Resource > Jurnal Pelita Zaman >  Volume 14 No. 1 Tahun 1999 > 
EKONOMI KERAKYATAN MENURUT KITAB AMSAL 
Penulis: Risnawaty Sinulingga
 PENGANTAR

Sejumlah 40% lebih rakyat Indonesia dewasa ini menderita kelaparan, jumlah ini masih akan terus bertambah, kecuali kalau consolidated democracy tercipta dalam masyarakat Indonesia.15 Disepakati bahwa dalam keadaan seperti ini, khususnya pada era reformasi, ekonomi kerakyatan perlu direalisasikan. Kebijakan ekonomi hendaknya memberi peluang bagi terbebasnya rakyat dari kemiskinan.

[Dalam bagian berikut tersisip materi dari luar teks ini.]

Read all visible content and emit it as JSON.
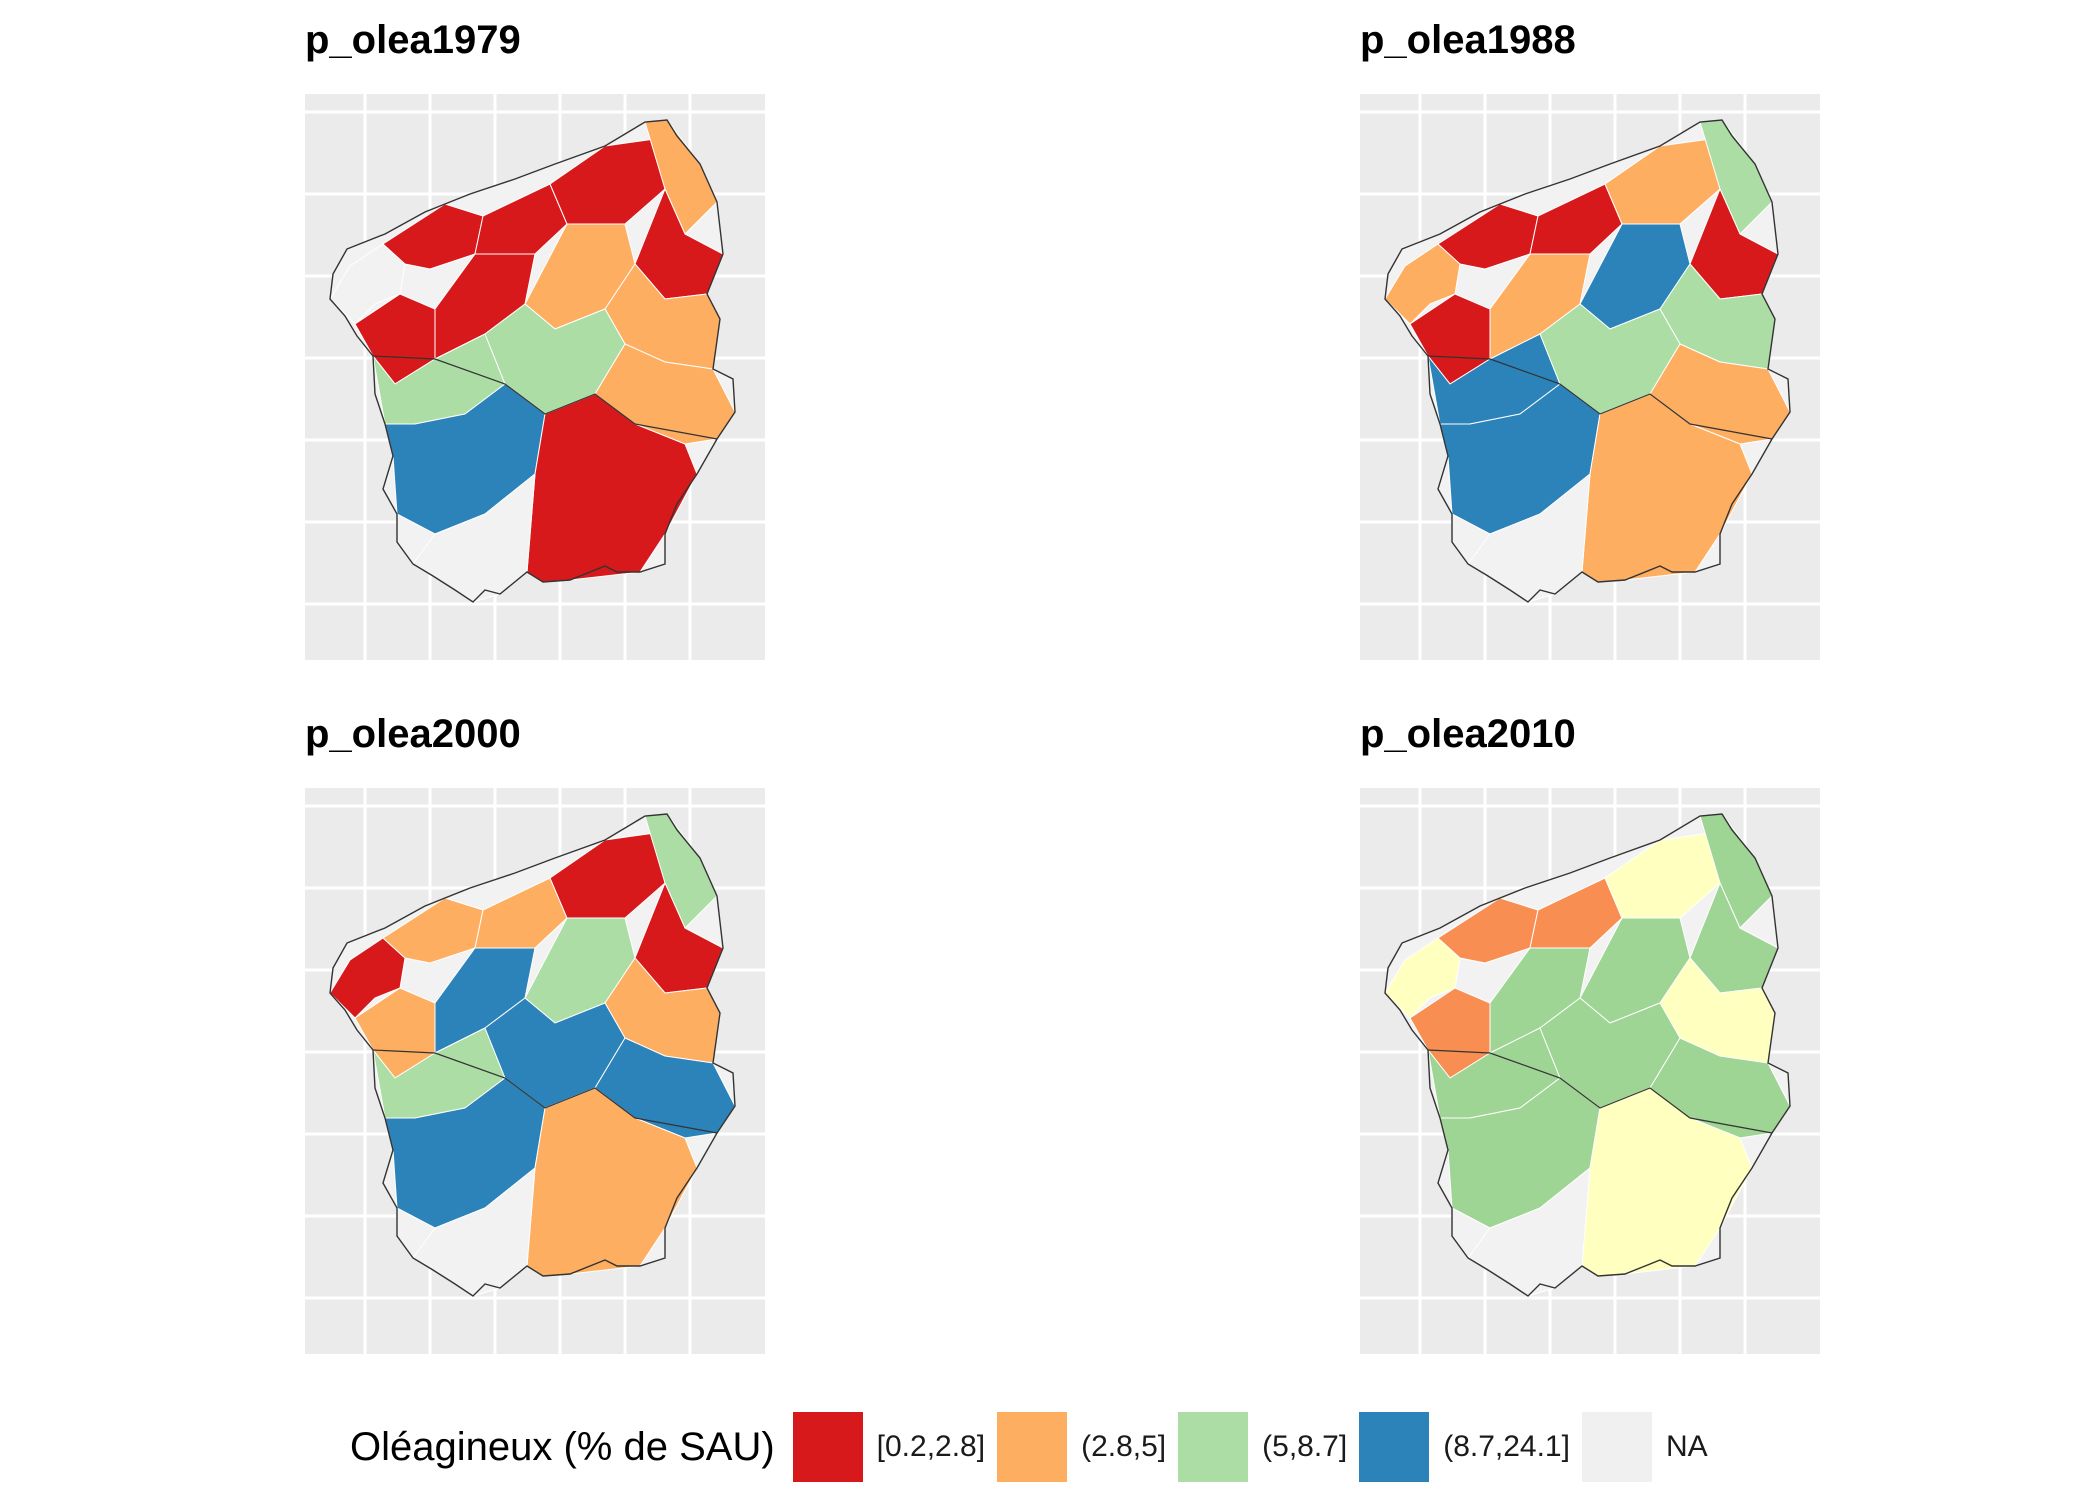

Sebagai sumber nilai-nilai etis, perlu dipertanyakan apa komentar Alkitab, khususnya kitab Amsal tentang hal ini. "Keadilan personal dibutuhkan untuk mengangkat status sosial ekonomi rakyat," inilah ide pokok kitab Amsal mengenai ekonomi kerakyatan. Berbeda dengan kitab Amsal para nabi abad ke-8 SM, seperti Amos dan Hosea banyak berbicara tentang "keadilan sosial" yang harus diperjuangkan bagi rakyat banyak yang miskin.16 Kalau kitab Amsal mengemukakan kemiskinan menurut ideologi konservatif, bahwa orang yang miskin umumnya dinilai bodoh, malas, tidak punya motivasi berprestasi yang tinggi, maka para nabi tersebut di atas memperlihatkan kemiskinan berdasarkan ideologi liberal, yaitu orang miskin menjadi miskin karena orang kaya menjadi kaya dan karena penguasa mendukung orang kaya.17

Mengapakah literatur hikmat, dalam hal ini kitab Amsal, berbeda pandangan dengan kitab para nabi, khususnya yang berasal dari abad ke-8 SM, padahal keduanya berada pada kitab yang sama yaitu Perjanjian Lama? Nilai-nilai etis apa yang bisa dipedomani orang Kristen dari ekonomi kerakyatan pada kitab Amsal ini? Inilah pertanyaan-pertanyaan dan masalah-masalah yang akan dijawab dalam tulisan ini. Untuk itu pertama-tama dalam tulisan ini diberikan pengenalan singkat kitab Amsal khususnya status sosial guru hikmat, berikutnya situasi sosial ekonomi, bangsa Israel pada sekitar abad ke-8, kemudian pandangan teologis etis kitab Amsal tentang ekonomi kerakyatan dan analisis terhadapnya serta refleksinya bagi orang Kristen di Indonesia.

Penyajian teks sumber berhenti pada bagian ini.